Mineralization is a chemical process, also called enhanced weathering, where certain kinds of rock are spread onto farmland, where they absorb CO2. This also has a beneficial effect on agriculture if the soil is too acidic. The user input sets the percent of suitable farmland (adjustable in the assumptions) and the rate of CO2 absorption the amount of rock applied and the specific absorption potential. Gross absorption is adjusted by a loss rate (default zero) and the emissions from the energy used to mine, grind and transport the necessary rock.
Direct air carbon capture and storage (DACCS) (sometimes called DAC) is a function of the capture equipment and the capacity to transport the captured CO2, which is shared with CCS. The desired DACCS capacity is a function of the target percent of maximum Gtons CO2 per year, which results in funding for DACCS infrastructure. DACCS capacity model has orders, completions and retirement, subject to delays and limits on construction capability. The amount of CO2 captured is the lower of DACCS capacity and available CO2 transport capacity. The cost of DACCS declines over time with learning, but can increase if CO2 transport and storage constraints are exceeded. The energy required to operate DACCS equipment increases the energy demand for electricity, potentially increasing emissions. The gross capture by DACCS is stored in geological formations; an estimate of CO2 emitted by its energy demand is subtracted to plot net removals.

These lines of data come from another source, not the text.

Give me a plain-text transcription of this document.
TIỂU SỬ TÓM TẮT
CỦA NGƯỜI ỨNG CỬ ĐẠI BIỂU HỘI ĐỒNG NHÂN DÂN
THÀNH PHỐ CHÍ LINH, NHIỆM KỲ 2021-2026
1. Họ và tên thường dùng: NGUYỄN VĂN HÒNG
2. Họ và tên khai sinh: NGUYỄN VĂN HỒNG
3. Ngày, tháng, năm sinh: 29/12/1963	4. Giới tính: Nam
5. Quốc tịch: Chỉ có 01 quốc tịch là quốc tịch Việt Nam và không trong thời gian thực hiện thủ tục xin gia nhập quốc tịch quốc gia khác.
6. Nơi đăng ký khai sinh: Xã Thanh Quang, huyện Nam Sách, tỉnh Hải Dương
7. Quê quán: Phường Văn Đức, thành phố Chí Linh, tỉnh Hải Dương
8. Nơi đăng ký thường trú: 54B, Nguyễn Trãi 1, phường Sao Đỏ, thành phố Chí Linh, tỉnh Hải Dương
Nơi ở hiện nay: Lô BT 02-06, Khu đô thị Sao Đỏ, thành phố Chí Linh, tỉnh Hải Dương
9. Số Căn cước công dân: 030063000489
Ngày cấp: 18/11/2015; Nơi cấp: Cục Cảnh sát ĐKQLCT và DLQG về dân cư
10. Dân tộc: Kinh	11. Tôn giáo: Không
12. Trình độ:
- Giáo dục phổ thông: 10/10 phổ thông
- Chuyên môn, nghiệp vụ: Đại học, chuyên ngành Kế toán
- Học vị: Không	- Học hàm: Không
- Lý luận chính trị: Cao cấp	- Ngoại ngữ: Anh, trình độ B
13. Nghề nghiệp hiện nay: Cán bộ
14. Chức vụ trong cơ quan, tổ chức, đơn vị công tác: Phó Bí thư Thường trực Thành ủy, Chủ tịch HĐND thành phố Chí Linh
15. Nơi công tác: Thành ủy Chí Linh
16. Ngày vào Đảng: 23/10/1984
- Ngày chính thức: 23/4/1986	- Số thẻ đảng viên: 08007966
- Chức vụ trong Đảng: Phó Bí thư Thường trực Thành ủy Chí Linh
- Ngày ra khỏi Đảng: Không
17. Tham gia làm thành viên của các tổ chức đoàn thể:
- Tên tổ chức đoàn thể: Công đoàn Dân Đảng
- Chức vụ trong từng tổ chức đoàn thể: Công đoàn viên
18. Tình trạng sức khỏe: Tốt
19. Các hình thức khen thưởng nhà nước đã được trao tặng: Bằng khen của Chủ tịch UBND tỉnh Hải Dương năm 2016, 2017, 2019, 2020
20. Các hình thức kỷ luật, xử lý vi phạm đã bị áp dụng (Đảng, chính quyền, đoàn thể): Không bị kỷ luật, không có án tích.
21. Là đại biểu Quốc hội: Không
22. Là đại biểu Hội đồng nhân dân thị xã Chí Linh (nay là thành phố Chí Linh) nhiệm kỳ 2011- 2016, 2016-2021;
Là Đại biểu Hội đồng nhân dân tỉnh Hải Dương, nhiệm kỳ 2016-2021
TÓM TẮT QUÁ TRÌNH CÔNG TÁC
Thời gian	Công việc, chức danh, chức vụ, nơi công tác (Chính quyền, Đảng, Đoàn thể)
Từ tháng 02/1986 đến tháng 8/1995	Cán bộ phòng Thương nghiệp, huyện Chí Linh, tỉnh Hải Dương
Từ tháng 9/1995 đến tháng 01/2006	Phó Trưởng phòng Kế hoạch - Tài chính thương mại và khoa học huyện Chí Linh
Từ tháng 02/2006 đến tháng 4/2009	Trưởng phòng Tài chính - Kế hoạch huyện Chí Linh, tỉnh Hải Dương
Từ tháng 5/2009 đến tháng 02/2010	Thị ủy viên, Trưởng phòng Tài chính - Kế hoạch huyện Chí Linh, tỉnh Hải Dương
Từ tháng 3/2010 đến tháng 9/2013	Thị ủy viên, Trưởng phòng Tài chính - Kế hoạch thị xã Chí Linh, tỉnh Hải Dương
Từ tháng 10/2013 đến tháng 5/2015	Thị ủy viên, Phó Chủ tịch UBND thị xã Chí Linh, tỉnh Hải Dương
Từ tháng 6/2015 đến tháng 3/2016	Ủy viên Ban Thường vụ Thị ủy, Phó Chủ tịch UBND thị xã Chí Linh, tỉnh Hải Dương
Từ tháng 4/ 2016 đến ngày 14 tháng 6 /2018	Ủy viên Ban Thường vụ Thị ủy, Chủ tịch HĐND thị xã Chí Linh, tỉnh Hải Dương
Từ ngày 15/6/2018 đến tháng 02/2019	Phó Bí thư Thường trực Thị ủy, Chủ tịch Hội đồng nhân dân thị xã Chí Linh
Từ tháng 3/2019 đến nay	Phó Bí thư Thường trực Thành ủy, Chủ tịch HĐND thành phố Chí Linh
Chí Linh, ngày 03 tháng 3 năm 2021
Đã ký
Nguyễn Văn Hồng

Bioenergy with CCS (BECCS) is modeled under the CCS section below. It responds to price signals, i.e. carbon price, rather than having a user input under the CDR section.
Carbon Capture and Storage (CCS)🔗
Both fossil and bioenergy CCS are modeled as stocks of transport capacity (shared with DACCS), and individual capture capacities for each fuel, for industry and electric sectors. Completion is subject to both development and construction delays, with a limit on overall growth rates as construction capability itself takes time to construct. The time delays on transport capacity are assumed to ste the limit on deploying capture capacity as well. The amount of CO2 captured for each fuel and application is the least of: CO2 created in combustion, capture capacity, and available transport capacity. If transport capacity is limiting, it is shared in proportion to capture capacity.
CCS capacity adjusts over time to the amount indicated by a simple economics model. The available revenue for CCS can come from a carbon price or the incentive of a clean electricity standard. The market is defined by price sensitivity and a reference demand - the demand for CCS when its cost equals available revenue. There is additional exogenous construction of CCS representing the historical and expected construction for R&D, demonstration projects and the like, calibrated to historical CCS data. The cost of CCS capture and transport equipment costs, which follow endogenous learning curves, and the cost of energy assumed to equal the market price of electricity from the Market Clearing sector. Costs also increase as constraints on storage and transport capacity are reached. Within the overall market size, the different fuels and applications of CCS compete on price and remaining potential.